Accrued Payroll Tax Liability
New court rulings state payroll tax liability is deductible even if compensation is deferred under Sec. 404.
from The Tax Adviser
A recent ruling states that accrual-method taxpayers may deduct payroll tax liability incurred in the current year, for compensation deferred and deductible in the following year, under Sec. 404, provided the all-events test and recurring-item exception of Sec. 461 are met.
X, a corporation, uses an accrual method of accounting and files its Federal income tax returns on a calendar-year basis. As of the end of year 1, X has a fixed liability to pay compensation for services provided by its employees during year 1. As of the end of that year, all events have occurred to establish X’s liability for the taxes owed under Secs. 3111 (the employer’s share of FICA taxes) and 3301 (FUTA taxes) and the amount of the payroll tax liability can be determined with reasonable accuracy. X properly adopted the recurring-item exception under Regs. Sec. 1.461-5 as a method of accounting for the payroll taxes. X pays the payroll taxes either (1) in year 1 or (2) before the earlier of September 15 of year 2 or the date X files a timely (including extensions) Federal income tax return for year 1. Thus, under Sec. 461, the payroll taxes generally would be treated as incurred by X in year 1. However, the compensation to which the payroll taxes relate is deferred compensation properly deductible under Sec. 404 in year 2.
In general, compensation is deductible under Sec. 404 if it is paid or accrued under a deferred-compensation plan. However, an employer’s payroll tax liability is not compensation. Thus, Sec. 404 does not control the deductibility of X’s payroll tax liability, even though it relates to a deferred-compensation liability subject to Sec. 404, nor does it alter the timing of the accrual of such payroll tax liability under Sec. 461.
Regs. Sec. 1.461-1(a)(2)(i) provides that, under the accrual method, a liability is incurred, and generally taken into account for Federal income tax purposes, in the tax year in which (1) all the events have occurred that establish the fact of the liability, (2) the amount of the liability can be determined with reasonable accuracy and (3) economic performance has occurred as to the liability (the all-events test).
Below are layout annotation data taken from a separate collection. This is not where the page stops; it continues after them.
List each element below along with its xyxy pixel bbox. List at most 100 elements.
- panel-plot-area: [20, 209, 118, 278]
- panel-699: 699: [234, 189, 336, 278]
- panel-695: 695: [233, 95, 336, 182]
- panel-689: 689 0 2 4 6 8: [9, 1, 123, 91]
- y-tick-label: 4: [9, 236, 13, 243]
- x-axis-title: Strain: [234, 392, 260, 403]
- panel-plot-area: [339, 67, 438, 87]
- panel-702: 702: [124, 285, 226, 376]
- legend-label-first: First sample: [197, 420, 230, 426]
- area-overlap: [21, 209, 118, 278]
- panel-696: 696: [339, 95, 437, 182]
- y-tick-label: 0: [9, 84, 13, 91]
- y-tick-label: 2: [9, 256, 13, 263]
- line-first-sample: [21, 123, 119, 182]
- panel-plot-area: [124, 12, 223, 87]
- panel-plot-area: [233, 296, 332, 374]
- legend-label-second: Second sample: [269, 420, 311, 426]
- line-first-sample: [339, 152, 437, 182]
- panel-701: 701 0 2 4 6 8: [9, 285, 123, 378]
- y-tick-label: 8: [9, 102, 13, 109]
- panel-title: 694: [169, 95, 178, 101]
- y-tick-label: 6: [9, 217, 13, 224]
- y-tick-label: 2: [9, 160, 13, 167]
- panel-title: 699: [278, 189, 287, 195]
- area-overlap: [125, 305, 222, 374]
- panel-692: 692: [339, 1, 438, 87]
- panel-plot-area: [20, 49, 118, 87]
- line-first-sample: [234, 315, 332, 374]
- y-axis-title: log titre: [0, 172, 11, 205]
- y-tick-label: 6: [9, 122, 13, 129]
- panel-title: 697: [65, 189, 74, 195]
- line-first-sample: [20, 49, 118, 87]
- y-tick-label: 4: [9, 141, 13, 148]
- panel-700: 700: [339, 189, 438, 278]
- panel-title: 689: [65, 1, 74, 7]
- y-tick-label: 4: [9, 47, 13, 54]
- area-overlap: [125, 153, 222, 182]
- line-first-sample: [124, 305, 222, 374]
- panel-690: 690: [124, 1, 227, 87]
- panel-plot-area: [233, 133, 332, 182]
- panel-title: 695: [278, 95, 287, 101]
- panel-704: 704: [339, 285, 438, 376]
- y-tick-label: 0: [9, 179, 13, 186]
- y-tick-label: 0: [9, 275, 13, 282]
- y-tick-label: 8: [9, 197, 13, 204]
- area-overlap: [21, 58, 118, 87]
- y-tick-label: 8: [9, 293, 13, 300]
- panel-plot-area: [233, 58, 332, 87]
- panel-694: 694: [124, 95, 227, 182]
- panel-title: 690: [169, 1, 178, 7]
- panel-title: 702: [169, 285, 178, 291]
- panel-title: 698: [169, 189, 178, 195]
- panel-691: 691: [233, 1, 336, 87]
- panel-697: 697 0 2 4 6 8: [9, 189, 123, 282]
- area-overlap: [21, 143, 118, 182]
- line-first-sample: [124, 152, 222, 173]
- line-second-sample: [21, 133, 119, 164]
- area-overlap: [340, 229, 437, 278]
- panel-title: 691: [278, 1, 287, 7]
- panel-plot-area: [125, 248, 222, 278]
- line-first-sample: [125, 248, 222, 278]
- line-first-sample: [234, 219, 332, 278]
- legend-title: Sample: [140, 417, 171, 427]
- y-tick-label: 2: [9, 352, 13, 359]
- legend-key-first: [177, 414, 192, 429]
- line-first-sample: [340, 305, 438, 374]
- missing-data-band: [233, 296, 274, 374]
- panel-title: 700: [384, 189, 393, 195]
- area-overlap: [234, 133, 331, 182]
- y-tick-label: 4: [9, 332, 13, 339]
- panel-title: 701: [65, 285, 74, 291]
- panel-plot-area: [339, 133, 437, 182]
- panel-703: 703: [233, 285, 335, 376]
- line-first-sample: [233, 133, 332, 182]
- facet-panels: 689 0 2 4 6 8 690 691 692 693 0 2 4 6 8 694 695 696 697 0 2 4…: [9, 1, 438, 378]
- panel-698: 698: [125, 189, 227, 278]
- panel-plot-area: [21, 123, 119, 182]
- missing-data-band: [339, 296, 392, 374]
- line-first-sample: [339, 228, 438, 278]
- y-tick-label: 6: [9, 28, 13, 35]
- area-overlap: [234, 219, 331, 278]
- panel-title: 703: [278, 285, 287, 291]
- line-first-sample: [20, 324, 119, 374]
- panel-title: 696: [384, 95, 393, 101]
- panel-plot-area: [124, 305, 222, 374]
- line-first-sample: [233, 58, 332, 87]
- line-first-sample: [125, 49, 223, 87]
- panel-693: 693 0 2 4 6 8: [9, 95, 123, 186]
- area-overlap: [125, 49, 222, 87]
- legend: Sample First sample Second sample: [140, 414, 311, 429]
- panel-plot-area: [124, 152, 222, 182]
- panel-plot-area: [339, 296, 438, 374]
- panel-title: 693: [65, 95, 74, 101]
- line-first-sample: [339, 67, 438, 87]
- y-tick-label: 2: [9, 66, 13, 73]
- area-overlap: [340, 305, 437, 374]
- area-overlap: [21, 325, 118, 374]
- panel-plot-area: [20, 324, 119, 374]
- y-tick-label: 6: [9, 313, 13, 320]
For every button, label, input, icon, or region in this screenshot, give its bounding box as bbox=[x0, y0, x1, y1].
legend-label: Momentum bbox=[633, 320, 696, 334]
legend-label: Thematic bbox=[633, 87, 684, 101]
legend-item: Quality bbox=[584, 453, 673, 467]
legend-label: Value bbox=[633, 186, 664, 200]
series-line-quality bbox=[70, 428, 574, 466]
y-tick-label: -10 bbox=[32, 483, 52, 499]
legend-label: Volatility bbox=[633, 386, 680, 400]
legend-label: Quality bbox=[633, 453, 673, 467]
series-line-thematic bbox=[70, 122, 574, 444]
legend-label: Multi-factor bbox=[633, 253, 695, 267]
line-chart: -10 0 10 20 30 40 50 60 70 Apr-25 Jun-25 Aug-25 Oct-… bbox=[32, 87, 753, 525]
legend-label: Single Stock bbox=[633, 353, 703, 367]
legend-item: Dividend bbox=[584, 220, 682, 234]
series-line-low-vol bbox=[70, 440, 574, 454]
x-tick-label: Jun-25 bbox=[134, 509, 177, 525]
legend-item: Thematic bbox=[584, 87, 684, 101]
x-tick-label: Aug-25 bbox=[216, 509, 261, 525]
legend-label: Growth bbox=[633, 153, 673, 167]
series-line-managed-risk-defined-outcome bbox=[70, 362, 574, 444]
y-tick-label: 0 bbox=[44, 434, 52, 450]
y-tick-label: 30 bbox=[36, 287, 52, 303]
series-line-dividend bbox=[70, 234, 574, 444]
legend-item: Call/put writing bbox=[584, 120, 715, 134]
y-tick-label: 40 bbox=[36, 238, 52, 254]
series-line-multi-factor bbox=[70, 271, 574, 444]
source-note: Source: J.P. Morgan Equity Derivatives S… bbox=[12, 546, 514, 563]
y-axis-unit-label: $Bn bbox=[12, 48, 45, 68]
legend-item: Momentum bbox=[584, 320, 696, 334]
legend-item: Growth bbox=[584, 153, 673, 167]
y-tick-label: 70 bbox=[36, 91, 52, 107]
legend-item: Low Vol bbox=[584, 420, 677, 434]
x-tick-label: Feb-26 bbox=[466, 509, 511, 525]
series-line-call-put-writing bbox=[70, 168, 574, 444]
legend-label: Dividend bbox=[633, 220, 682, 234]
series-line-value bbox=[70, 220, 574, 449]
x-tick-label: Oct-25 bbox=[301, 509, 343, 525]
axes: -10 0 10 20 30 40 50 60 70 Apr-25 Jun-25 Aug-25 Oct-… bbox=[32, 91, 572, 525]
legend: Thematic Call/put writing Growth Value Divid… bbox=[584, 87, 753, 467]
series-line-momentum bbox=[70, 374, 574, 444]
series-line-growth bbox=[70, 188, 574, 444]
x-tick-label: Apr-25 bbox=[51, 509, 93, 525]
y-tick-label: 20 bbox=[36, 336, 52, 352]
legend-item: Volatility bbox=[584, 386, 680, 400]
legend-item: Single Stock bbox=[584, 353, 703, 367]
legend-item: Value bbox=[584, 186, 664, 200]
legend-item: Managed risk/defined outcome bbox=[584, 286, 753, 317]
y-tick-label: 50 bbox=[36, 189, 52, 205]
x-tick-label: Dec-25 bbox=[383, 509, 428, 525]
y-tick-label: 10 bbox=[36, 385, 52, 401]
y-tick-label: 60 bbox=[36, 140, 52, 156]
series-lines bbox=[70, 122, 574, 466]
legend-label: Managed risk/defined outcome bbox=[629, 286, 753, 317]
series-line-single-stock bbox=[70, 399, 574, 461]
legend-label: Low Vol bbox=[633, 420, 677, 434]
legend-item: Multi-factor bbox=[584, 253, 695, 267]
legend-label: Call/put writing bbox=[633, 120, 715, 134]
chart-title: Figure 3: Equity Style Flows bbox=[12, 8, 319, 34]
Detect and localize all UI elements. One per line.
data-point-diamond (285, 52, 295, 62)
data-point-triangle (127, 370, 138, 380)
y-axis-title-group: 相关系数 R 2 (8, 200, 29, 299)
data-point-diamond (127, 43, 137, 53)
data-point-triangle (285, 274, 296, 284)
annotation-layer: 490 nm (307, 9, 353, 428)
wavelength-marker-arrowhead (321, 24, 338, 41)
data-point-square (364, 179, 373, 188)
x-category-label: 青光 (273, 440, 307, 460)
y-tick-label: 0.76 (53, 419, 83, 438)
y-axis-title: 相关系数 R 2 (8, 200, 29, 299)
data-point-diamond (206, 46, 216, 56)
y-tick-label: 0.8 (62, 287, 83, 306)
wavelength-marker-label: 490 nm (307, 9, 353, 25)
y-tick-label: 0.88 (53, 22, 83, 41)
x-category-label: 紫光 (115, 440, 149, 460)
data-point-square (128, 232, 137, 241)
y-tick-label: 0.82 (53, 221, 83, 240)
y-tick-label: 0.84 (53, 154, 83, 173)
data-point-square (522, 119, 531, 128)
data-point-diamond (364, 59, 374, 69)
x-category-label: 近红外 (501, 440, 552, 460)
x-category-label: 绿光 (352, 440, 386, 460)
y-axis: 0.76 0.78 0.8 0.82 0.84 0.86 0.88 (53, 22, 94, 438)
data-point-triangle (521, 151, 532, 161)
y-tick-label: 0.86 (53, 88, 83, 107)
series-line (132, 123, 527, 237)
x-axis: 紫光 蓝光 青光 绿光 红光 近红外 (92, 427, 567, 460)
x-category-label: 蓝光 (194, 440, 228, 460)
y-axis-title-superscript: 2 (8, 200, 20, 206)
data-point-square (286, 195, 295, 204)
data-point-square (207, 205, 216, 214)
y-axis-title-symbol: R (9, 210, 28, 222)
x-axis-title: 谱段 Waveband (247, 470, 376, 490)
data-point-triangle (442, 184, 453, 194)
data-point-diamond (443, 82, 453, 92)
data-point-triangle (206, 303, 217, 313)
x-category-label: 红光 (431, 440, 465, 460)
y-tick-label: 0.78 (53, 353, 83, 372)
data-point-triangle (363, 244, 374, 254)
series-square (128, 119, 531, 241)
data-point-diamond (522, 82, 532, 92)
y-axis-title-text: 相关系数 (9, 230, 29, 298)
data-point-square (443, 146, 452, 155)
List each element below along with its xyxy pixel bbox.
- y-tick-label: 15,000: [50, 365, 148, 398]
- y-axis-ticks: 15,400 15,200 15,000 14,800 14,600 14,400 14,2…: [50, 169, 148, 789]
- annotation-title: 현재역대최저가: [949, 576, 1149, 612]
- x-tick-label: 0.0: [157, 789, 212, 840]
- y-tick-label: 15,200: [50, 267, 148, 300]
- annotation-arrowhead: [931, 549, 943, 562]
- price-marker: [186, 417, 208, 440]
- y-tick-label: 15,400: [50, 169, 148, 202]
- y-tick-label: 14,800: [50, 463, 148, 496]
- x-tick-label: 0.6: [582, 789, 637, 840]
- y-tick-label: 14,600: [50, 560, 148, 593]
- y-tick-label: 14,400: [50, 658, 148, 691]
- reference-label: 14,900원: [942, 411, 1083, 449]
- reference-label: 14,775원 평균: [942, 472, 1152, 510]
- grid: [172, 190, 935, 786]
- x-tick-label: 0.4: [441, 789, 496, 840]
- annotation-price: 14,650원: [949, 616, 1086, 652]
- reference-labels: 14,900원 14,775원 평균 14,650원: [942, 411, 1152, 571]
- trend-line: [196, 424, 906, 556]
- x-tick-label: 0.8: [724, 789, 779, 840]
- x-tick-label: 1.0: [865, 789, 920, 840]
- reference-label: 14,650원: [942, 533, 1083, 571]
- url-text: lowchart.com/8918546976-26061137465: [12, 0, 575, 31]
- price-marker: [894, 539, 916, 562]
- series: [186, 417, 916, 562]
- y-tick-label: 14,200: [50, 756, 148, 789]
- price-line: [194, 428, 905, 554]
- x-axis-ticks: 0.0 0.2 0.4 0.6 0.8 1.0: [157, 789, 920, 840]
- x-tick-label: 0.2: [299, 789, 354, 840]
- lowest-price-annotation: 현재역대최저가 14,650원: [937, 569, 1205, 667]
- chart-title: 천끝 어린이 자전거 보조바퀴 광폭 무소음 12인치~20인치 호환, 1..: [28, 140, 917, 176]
For a payroll tax liability, Regs. Sec.1.461-4(g)(6) provides generally that economic performance occurs as the tax is paid to the governmental authority that imposed it. However, Regs. Sec. 1.461-5(b)(1) provides a recurring-item exception to the general rule of economic performance. Under that exception, a liability is treated as incurred for a tax year if (1) at the end of the tax year, all events have occurred that establish the fact of the liability and the amount can be determined with reasonable accuracy; (2) economic performance occurs on or before the earlier of (i) the date that the taxpayer files a return (including extensions) for the tax year or (ii) the 15th day of the ninth calendar month after the close of the tax year; (3) the liability is recurring in nature; and (4) either the amount of the liability is not material or accrual of the liability in the tax year results in better matching of the liability against the income to which it relates than would result from accrual of the liability in the tax year in which economic performance occurs. Under Regs. Sec. 1.461-5(b)(5)(ii), the matching requirement of the recurring-item exception is deemed satisfied in the case of tax liability.
Rev. Rul. 69-587, 1969-2 CB 108, concluded that, under the all-events test of Sec. 461, an accrual-method employer generally may not deduct payroll taxes payable for bonuses and vacation pay accrued, but unpaid, at year end until the tax year in which they are paid.
Rev. Rul. 96-51, 1996-2 CB 36, held that, under the all-events test, an accrual- method employer may deduct in year 1 its payroll taxes for year-end wages properly accrued in year 1, but paid in year 2, provided the employer satisfies the requirements of the recurring-item exception in Regs. Sec. 1.461-5. However, Rev. Rul. 96-51 did not address the application of Sec. 404, because the year-end wages were paid before the 15th day of the third calendar month after the end of year 1.
Rev. Rul. 69-587 is revoked and Rev. Rul. 96-51 is amplified. An accrual-basis taxpayer may treat its payroll tax liability as incurred in year 1, even if the compensation is deferred compensation deductible in year 2, under Sec. 404, provided the all-events test and recurring-item exception of Sec. 461 are met.